York University launches new Black Canadian Studies Certificate

Professor Andrea Davis and students Giovanni Samuel and Niloofar Abedzadeh
Professor Andrea Davis and students Giovanni Samuel and Niloofar Abedzadeh

York University’s new Black Canadian Studies Certificate will launch in September for the upcoming 2018-19 academic year through the Department of Humanities in the Faculty of Liberal Arts and Professional Studies.

Students enrolled in the certificate will study Black Canada through four humanities and fine arts approaches: cultural studies, history, literature and music. In its inaugural year, the program will be available to students concurrently enrolled in an undergraduate degree. The certificate’s creation is, in part, a response to a call from undergraduate and graduate students.

Andrea Davis
Andrea Davis

“Students themselves at York, both undergraduate and graduate, have been calling for a more diverse curriculum that reflects their own histories, their own experiences and helps them to better understand their own relationship to the society in which they live,” says Professor Andrea Davis, chair of the Department of Humanities. “A program like Black Canadian Studies is necessary for all Canadians, for all of us, to interrupt this idea that Blackness is somehow separate from Canadian society as a whole.” To view a video interview with Davis, visit https://www.youtube.com/watch?v=vnZtA0TBVIA.

Davis teaches the first-year prerequisite course, Cultures of Resistance in the Americas: The African American Experience, whose alumni include Jamil Jivani, lawyer, activist and author of Why Young Men: Rage, Race and the Crisis of Identity (2018).

“When you come into a class like this, you have a chance to really understand the diversity of experiences that Black people have and, by extension, that humanity has. You get to learn about the different solutions and responses that Black people have come to, to improve their conditions,” says Jivani. “From that you will draw tremendous strength moving forward to do what your conscience and heart tells you is right and to bring something fresh and innovative to a world where the problems that we are being asked to solve are too often ingrained in the status quo… To challenge them, we need new ideas and new perspectives.”

As students move through the program requirements, they will draw on a carefully selected group of courses that will help them build a sense of community with their cohort, graduate teaching assistants and professors.

Christina Sharpe
Christina Sharpe

Professor Christina Sharpe, a leader amongst contemporary scholars in Black Diaspora Thought and Cultures, will teach in Black Canadian Studies as a new member of the Department of Humanities. Her widely recognized research is rooted in Black visual and performance arts, Black literatures and cultures, Black feminist theories and queer studies. Sharpe’s most recent book, In the Wake: On Blackness and Being (2016), has significantly broadened and deepened interdisciplinary understandings of the diaspora.
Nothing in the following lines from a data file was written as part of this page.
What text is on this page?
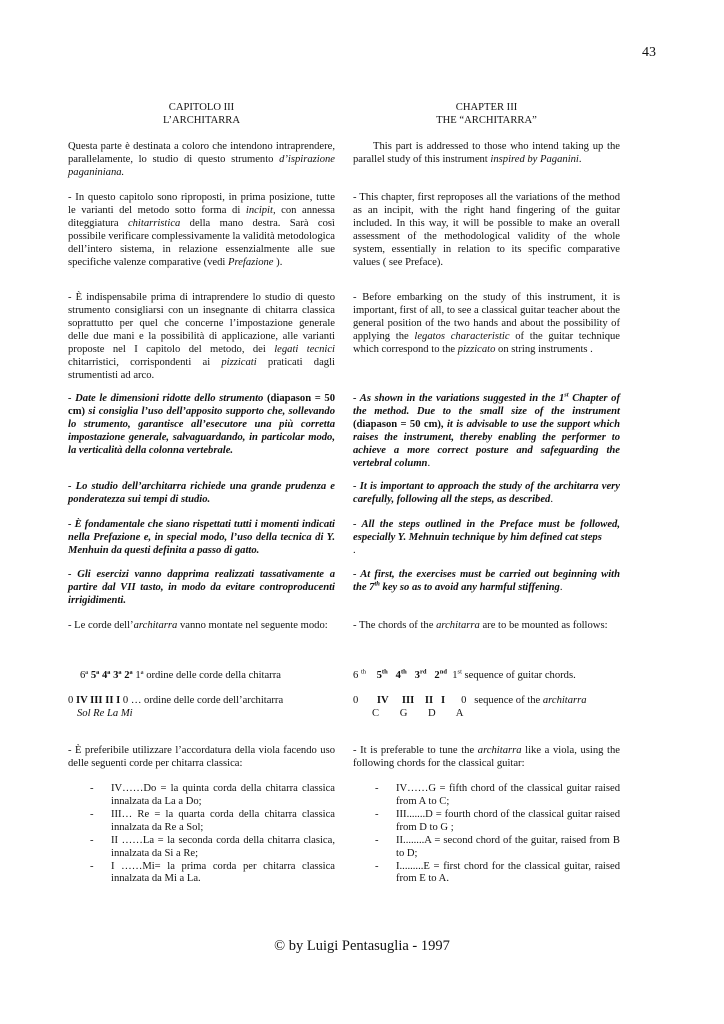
43
CAPITOLO III
L’ARCHITARRA
Questa parte è destinata a coloro che intendono intraprendere, parallelamente, lo studio di questo strumento d’ispirazione paganiniana.
- In questo capitolo sono riproposti, in prima posizione, tutte le varianti del metodo sotto forma di incipit, con annessa diteggiatura chitarristica della mano destra. Sarà così possibile verificare complessivamente la validità metodologica dell’intero sistema, in relazione essenzialmente alle sue specifiche valenze comparative (vedi Prefazione ).
- È indispensabile prima di intraprendere lo studio di questo strumento consigliarsi con un insegnante di chitarra classica soprattutto per quel che concerne l’impostazione generale delle due mani e la possibilità di applicazione, alle varianti proposte nel I capitolo del metodo, dei legati tecnici chitarristici, corrispondenti ai pizzicati praticati dagli strumentisti ad arco.
- Date le dimensioni ridotte dello strumento (diapason = 50 cm) si consiglia l’uso dell’apposito supporto che, sollevando lo strumento, garantisce all’esecutore una più corretta impostazione generale, salvaguardando, in particolar modo, la verticalità della colonna vertebrale.
- Lo studio dell’architarra richiede una grande prudenza e ponderatezza sui tempi di studio.
- È fondamentale che siano rispettati tutti i momenti indicati nella Prefazione e, in special modo, l’uso della tecnica di Y. Menhuin da questi definita a passo di gatto.
- Gli esercizi vanno dapprima realizzati tassativamente a partire dal VII tasto, in modo da evitare controproducenti irrigidimenti.
- Le corde dell’architarra vanno montate nel seguente modo:
6ª 5ª 4ª 3ª 2ª 1ª ordine delle corde della chitarra
0 IV III II I 0 … ordine delle corde dell’architarra
Sol Re La Mi
- È preferibile utilizzare l’accordatura della viola facendo uso delle seguenti corde per chitarra classica:
- IV……Do = la quinta corda della chitarra classica innalzata da La a Do;
- III… Re = la quarta corda della chitarra classica innalzata da Re a Sol;
- II ……La = la seconda corda della chitarra clasica, innalzata da Si a Re;
- I ……Mi= la prima corda per chitarra classica innalzata da Mi a La.
CHAPTER III
THE “ARCHITARRA”
This part is addressed to those who intend taking up the parallel study of this instrument inspired by Paganini.
- This chapter, first reproposes all the variations of the method as an incipit, with the right hand fingering of the guitar included. In this way, it will be possible to make an overall assessment of the methodological validity of the whole system, essentially in relation to its specific comparative values ( see Preface).
- Before embarking on the study of this instrument, it is important, first of all, to see a classical guitar teacher about the general position of the two hands and about the possibility of applying the legatos characteristic of the guitar technique which correspond to the pizzicato on string instruments .
- As shown in the variations suggested in the 1st Chapter of the method. Due to the small size of the instrument (diapason = 50 cm), it is advisable to use the support which raises the instrument, thereby enabling the performer to achieve a more correct posture and safeguarding the vertebral column.
- It is important to approach the study of the architarra very carefully, following all the steps, as described.
- All the steps outlined in the Preface must be followed, especially Y. Mehnuin technique by him defined cat steps
.
- At first, the exercises must be carried out beginning with the 7th key so as to avoid any harmful stiffening.
- The chords of the architarra are to be mounted as follows:
6 $^{th}$ 5th 4th 3rd 2nd 1st sequence of guitar chords.
0 IV III II I 0   sequence of the architarra
C G D A
- It is preferable to tune the architarra like a viola, using the following chords for the classical guitar:
- IV……G = fifth chord of the classical guitar raised from A to C;
- III.......D = fourth chord of the classical guitar raised from D to G ;
- II........A = second chord of the guitar, raised from B to D;
- I.........E = first chord for the classical guitar, raised from E to A.
© by Luigi Pentasuglia - 1997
“I’m really excited about coming to York to work with a range of students who come from diverse communities and are explicitly interested in Black Studies, Black Diaspora Studies, Black Canadian Studies,” she says, adding that Blackness and histories of slavery are often excised from Canada. “The study of Black Canada from a humanities perspective is really important because the humanities offer multidisciplinarity and interdisciplinarity.”

Professor Andrea Davis and students Giovanni Samuel and Niloofar Abedzadeh

Sharpe will be teaching a fourth-year seminar called Imagining Slavery and Freedom. Through the combination of creative texts — novels, music, films and other visual arts — slave narratives, nonfiction and theoretical works, students will critically examine questions surrounding Transatlantic slavery, the imagination and the idea of freedom. To view a video interview with Sharpe, visit https://www.youtube.com/watch?v=BaQjRolu8n4.

“I wanted to think about all the ways that imagination was central to both the people who claimed ownership over other people and those people who were in a position of bondage who imagined themselves from bondage into a freedom they had not yet experienced,” says Sharpe. “One of my favourite quotations from [the novel] Beloved is that if you do not see it, if you do not imagine it, you will not have it. How important imagination has been in terms of Black life and possibility.”

Wendy ‘Motion’ Brathwaite, a spoken word artist, MC and playwright, spoke to the CBC about the new Black Canadian Studies Certificate and the course she teaches, Griots to Emcees: Examining Culture, Performance and Spoken Word.